Can it be possible that, at long last, my beloved twin has come for me? When Helios emerges from the shadows, I drink him in, drowning in equal parts elation and despair. The weathered lines of his face are deeper with age. The size of him is still impressive. Helios is as big a man as our father ever was. His hair, darker now than it was in his youth, is still a lion’s mane of thick tawny curls.

He holds out to me a warrior’s hand, then squints as I shrink back. “Don’t you know me, Selene?”

“Of course I know you,” I whisper through lips gone dry and cold. “But you cannot be here. You cannot have found me here, in the middle of Rome.”

“Where else would I find you on the day of Octavia’s funeral? Will you not take my hand?”

“No,” I say in anguished disbelief, steadying myself against a pillar for fear my knees will buckle. “Because it will not be real. You are in Africa. You are fighting with the Garamantes.
Horus the Avenger
, they call you. When I heard it, I knew that you were alive. I knew you were still alive in this world with me. Still
real
. But if you are here. If you are here now . . .”

He steps forward and captures my hand. His is as warm and alive as any hand I have ever known. His fingers are leathery as they tangle with my own and my hand seems tiny in his calloused palm. It is the calloused palm I have always sought during my darkest hours. “We are one
akh
, Selene. We’ll always find each other.”

That is true.
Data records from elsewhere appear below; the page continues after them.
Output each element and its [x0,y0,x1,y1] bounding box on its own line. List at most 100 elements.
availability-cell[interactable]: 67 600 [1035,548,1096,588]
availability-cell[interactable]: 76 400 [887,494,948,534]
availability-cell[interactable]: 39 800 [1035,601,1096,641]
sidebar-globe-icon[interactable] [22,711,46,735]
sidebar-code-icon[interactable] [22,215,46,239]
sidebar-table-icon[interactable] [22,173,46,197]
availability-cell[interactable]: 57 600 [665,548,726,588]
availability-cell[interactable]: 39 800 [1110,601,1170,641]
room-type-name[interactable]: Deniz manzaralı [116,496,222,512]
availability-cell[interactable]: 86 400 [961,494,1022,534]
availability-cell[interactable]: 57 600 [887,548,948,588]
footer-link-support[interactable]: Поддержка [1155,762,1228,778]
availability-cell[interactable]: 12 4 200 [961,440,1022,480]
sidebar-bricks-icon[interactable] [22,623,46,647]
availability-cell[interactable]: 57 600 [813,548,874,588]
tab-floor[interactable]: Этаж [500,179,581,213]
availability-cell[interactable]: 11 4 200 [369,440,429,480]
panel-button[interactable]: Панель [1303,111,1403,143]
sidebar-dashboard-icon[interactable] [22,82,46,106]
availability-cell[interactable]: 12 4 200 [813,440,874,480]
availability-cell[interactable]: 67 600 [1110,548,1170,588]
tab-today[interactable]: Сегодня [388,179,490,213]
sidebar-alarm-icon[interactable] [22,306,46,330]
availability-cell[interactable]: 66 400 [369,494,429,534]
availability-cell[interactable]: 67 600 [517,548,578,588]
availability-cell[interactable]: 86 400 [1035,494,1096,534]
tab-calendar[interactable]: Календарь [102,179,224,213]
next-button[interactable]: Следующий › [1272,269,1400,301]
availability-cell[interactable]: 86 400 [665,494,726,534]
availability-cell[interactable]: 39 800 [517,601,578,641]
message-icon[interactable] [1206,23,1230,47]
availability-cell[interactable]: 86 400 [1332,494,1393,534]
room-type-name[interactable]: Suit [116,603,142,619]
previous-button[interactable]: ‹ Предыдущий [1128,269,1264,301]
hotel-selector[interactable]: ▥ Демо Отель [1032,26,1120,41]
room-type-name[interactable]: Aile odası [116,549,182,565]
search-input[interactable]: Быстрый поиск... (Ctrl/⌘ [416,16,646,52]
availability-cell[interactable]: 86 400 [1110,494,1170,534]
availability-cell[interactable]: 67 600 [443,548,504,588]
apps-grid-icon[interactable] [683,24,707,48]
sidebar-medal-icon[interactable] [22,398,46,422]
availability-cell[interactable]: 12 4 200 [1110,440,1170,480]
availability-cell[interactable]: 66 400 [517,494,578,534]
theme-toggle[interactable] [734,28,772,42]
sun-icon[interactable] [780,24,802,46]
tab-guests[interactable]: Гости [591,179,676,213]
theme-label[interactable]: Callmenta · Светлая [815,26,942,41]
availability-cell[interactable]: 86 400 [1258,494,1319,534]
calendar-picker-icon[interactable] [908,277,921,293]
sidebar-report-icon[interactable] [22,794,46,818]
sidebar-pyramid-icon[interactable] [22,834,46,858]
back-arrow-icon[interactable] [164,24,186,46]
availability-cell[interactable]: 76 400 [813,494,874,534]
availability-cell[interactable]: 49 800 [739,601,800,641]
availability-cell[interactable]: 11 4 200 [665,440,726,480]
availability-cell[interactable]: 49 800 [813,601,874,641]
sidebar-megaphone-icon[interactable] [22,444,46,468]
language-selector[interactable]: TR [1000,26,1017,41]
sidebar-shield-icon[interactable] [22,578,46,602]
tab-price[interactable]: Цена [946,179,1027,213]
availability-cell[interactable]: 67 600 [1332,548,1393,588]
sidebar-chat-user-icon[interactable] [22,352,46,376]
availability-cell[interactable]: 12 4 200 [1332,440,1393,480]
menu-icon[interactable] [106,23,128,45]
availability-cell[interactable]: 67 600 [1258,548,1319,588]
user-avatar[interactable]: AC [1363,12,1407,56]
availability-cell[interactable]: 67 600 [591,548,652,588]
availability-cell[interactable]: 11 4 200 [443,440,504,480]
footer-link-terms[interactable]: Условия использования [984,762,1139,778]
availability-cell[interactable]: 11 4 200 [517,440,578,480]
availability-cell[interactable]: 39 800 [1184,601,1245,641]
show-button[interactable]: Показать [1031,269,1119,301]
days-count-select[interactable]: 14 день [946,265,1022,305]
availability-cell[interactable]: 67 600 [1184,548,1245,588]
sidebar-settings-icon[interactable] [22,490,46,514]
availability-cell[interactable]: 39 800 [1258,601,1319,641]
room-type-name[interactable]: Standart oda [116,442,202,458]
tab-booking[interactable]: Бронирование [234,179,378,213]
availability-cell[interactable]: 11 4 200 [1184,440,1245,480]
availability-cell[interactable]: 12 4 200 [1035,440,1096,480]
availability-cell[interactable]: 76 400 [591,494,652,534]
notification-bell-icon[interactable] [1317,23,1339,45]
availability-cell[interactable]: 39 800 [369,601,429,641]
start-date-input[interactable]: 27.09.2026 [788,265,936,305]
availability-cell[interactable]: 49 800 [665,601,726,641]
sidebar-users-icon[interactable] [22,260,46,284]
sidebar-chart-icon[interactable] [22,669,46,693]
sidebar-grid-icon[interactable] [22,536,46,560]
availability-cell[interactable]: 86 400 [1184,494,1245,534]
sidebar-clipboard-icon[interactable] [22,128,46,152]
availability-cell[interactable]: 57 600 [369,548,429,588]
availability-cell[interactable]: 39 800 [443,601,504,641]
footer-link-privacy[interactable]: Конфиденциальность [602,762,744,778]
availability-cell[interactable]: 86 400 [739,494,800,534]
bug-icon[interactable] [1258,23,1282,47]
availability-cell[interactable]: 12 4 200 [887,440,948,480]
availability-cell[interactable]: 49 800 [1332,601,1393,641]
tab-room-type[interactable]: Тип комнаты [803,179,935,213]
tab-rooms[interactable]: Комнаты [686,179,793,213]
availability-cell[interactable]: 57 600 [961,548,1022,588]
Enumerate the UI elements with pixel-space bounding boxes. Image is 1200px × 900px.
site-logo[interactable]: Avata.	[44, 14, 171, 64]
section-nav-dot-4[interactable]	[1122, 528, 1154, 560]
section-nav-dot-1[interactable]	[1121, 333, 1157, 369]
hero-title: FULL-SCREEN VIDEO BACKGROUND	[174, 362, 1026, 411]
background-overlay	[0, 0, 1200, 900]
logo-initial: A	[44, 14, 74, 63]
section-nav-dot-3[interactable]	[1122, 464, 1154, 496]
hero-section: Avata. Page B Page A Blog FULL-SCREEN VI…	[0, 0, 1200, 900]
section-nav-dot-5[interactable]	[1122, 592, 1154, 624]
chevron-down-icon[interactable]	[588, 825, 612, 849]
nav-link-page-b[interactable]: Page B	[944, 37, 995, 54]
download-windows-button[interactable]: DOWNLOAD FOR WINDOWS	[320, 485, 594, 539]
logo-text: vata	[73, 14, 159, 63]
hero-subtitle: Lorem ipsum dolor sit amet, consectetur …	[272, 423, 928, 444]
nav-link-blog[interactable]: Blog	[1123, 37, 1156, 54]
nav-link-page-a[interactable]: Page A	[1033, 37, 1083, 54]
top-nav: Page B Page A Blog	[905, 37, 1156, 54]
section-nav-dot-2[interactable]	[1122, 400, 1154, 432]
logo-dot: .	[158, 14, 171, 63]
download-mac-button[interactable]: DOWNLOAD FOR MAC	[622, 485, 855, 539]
He is part of me and I am part of him. But have I dreamed him up, summoned his spirit to comfort me? For the first time, I wonder—truly wonder. “You cannot be here . . .”

“But I am.”

I shake my head so hard it dizzies me. “No. On the Isle of Samos, I was the only one to see you. No one
else
sees you.”

Helios frowns at my ravings, adjusting his sword belt and stiffening his spine. “Shall we go out together into the street and be seen together?”

It is no serious question. We could never be seen together without risking our lives. Trembling at the nearness of him, at the unbearable nearness of him, I whisper, “Seven years we have been apart. I never thought to see you again. Why now?”

He brings my fingers to his lips, kissing them softly. “News of Octavia’s death brings me here. When I learned of it, I knew you would suffer. My ship was not far, so I came for you.”

“You never cared for Octavia.”

“But you spoke well of her . . . in spite of all.”

My beloved speaks in sympathy but I hear only reproach. “Yes, in spite of all, I cared for Octavia. I still do. I cannot hate the whole world and prosper in it!”

He allows me this outburst of grief, nuzzling my fingers against his stubbled cheek. By the gods, the feel of it makes me a girl again. I am lost in the sensation . . .

“But you
are
prospering, aren’t you, Selene?”

“Yes,” I say, as if it were a guilty confession. “Again, in spite of all.”

Helios stares at me hard. “I wanted you to prosper. I wanted you to succeed where I failed. There is no world for me if you are not in it, carrying our name, caring for her . . .”

Does he speak of Isis or my daughter? I cannot think clearly. And looking into the verdant depths of his eyes, I can barely stand. Perhaps he senses the shaking of my knees, because Helios ducks away, spreading his scarlet cloak at the base of the statue, giving me a place to sit before I fall. Then, with his hand upraised, he uses his
heka
to make fire leap into the brazier and set all the candles ablaze.

In the firelight, we stare at each other anew. With my fingers, I trace the lines of his face, looking for new scars. And he—he stares at me with a longing that echoes deep in my soul.


Sweet Isis
, how I have missed you,” I cry.

I still remember the taste of his kiss. The feel of his body as it moved with mine. And now, the scent of him, the warmth of his caress, brings the memory back to me so vividly that I am moved to tears. I cry for myself, for him, for our family, for Octavia . . . all my griefs mingle together. While I cry, he holds me, stroking my hair, my cheek, pulling me tight against his broad chest. “Hush. I am here, now.”